Viene da chiedersi che fine fanno, una volta introdotti nel corpo umano, queste sostanze dalle dimensioni talmente ridotte da «filtrare» tranquillamente negli organi vitali.
Il giornale inglese Which? ha effettuato una ricerca interpellando sessantasette aziende delle quali solo otto hanno concesso informazioni sull’utilizzo di prodotti contenenti nanoparticelle; molti di questi, peraltro, non vengono sottoposti a test che ne garantiscano la sicurezza.

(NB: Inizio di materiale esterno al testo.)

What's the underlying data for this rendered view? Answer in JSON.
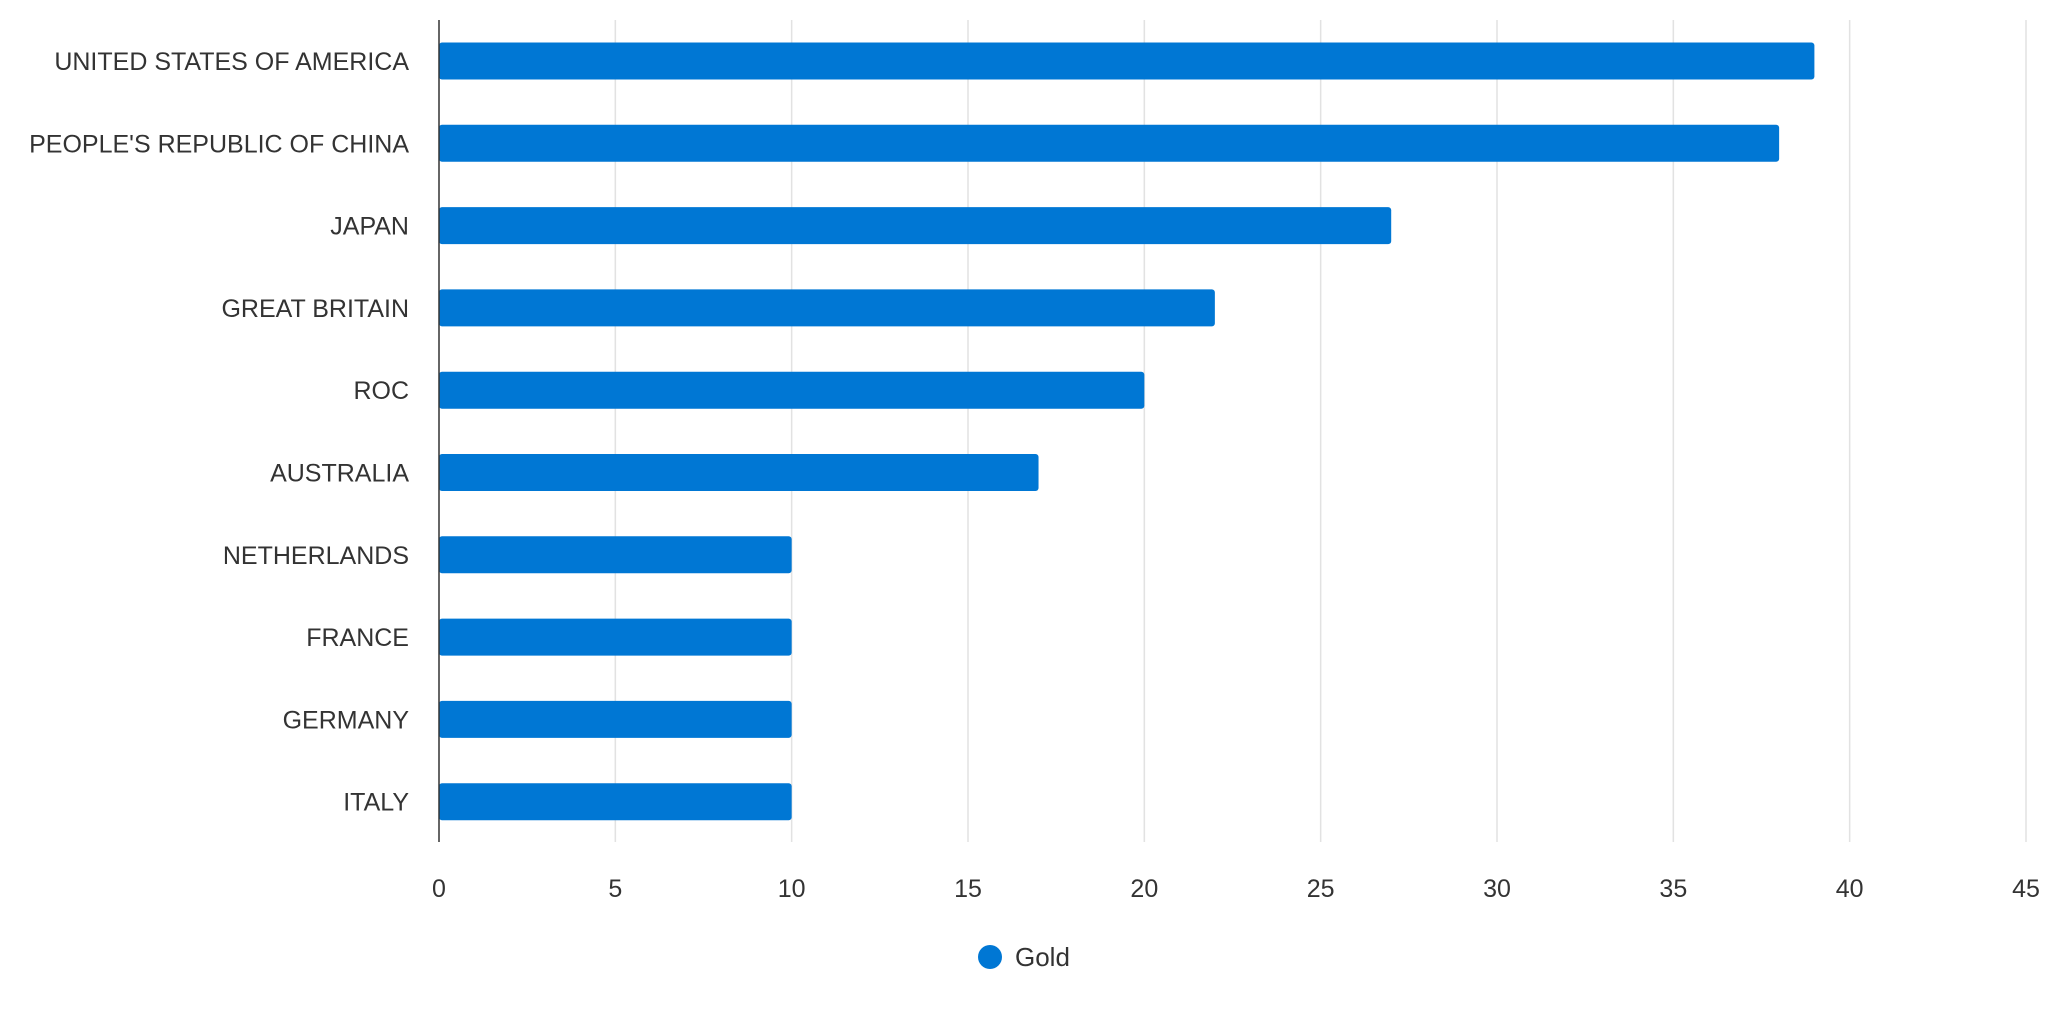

Una prospettiva poco confortante considerando il potenziale tossico delle nanoparticelle. A tale proposito rammentiamo che proprio alcune settimane fa il nostro giornale ha ospitato un’intervista al Prof. un’intervista al Prof. Stefano Montanari, noto per la sua intensa opera di divulgazione nel campo delle nanopatologie, il quale ha sottolineato le gravissime problematiche relative agli effetti delle polveri sottili sugli esseri umani.
Un allarme sull’uso delle nanoparticelle nell’industria cosmetica arriva dall’Environmental Protection Agency (agenzia di protezione ambientale americana). Secondo uno studio eseguito dall’agenzia, queste componenti utilizzate nelle creme solari, nei dentifrici e in altri cosmetici, avrebbero prodotto il rilascio di sostanze velenose, come dimostra un esperimento eseguito su cavie.
Recentemente a Rochester, la biologa Lisa De Louise ha scelto di approfondire tale problematica spalmando un particolare tipo di nanoparticella fluorescente, chiamato quantum dot, sulla pelle dei topi.
Alcuni animali sono stati esposti ad una lampada ad UV (raggi ultra violetti) per simulare i danni che il sole può provocare su chi si abbronza.
Il dato emerso non è molto rasserenante; la studiosa, infatti, ha notato una differenza sostanziale nel comportamento delle nanoparticelle esposte ai raggi UV rispetto a quelle non esposte.
Le micro particelle nelle cavie esposte ai raggi sono riuscite a penetrare all’interno del corpo, mentre nelle altre vittime dell’esperimento si sono fermate sull’epidermide.
Poiché le lozioni solari contengono spesso polveri sottili di titanio e zinco perché assorbono gli UV, la ricercatrice si riserva di scoprire se questi metalli riescono a penetrare o meno nel corpo dei topi quando sono usati come nanoparticelle nelle creme solari.
Ad essere imputato e considerato potenzialmente tossico è soprattutto l’ossido di titanio, anche se, nonostante i risultati ottenuti siano significativi, è molto presto per lanciare qualsiasi allarme. Infatti, ancora non si sa se, ed eventualmente in che modo, le nanoparticelle di titanio siano in grado di raggiungere il cervello una volta spalmate sulla pelle.
In base allo studio degli scienziati americani l’ossido di titanio - aggiunto a una coltura di cellule cerebrali responsabili della protezione dei neuroni da agenti esterni che ossidano gli “intrusi” - provocherebbe il rilascio prolungato di piccole quantità di sostanze ossidanti che alla lunga causerebbero patologie degenerative come il Parkinson o l'Alzheimer.
Invece secondo altri studiosi, quali Bellina Veronesi della NC State University, dal momento che particelle di grandi dimensioni non sono pericolose per l’organismo, la stessa innocuità dovrebbe valere per quelle più piccole.
In attesa di ulteriori studi, dunque, resta da chiederci se guardare o no con sospetto i 700 prodotti, nei quali vengono utilizzati nanoparticelle, esistenti in commercio: dai frigoriferi alle palline da tennis, dalle automobili ai cosmetici, dai componenti elettronici ai rivestimenti che invadono quotidianamente le nostre vite.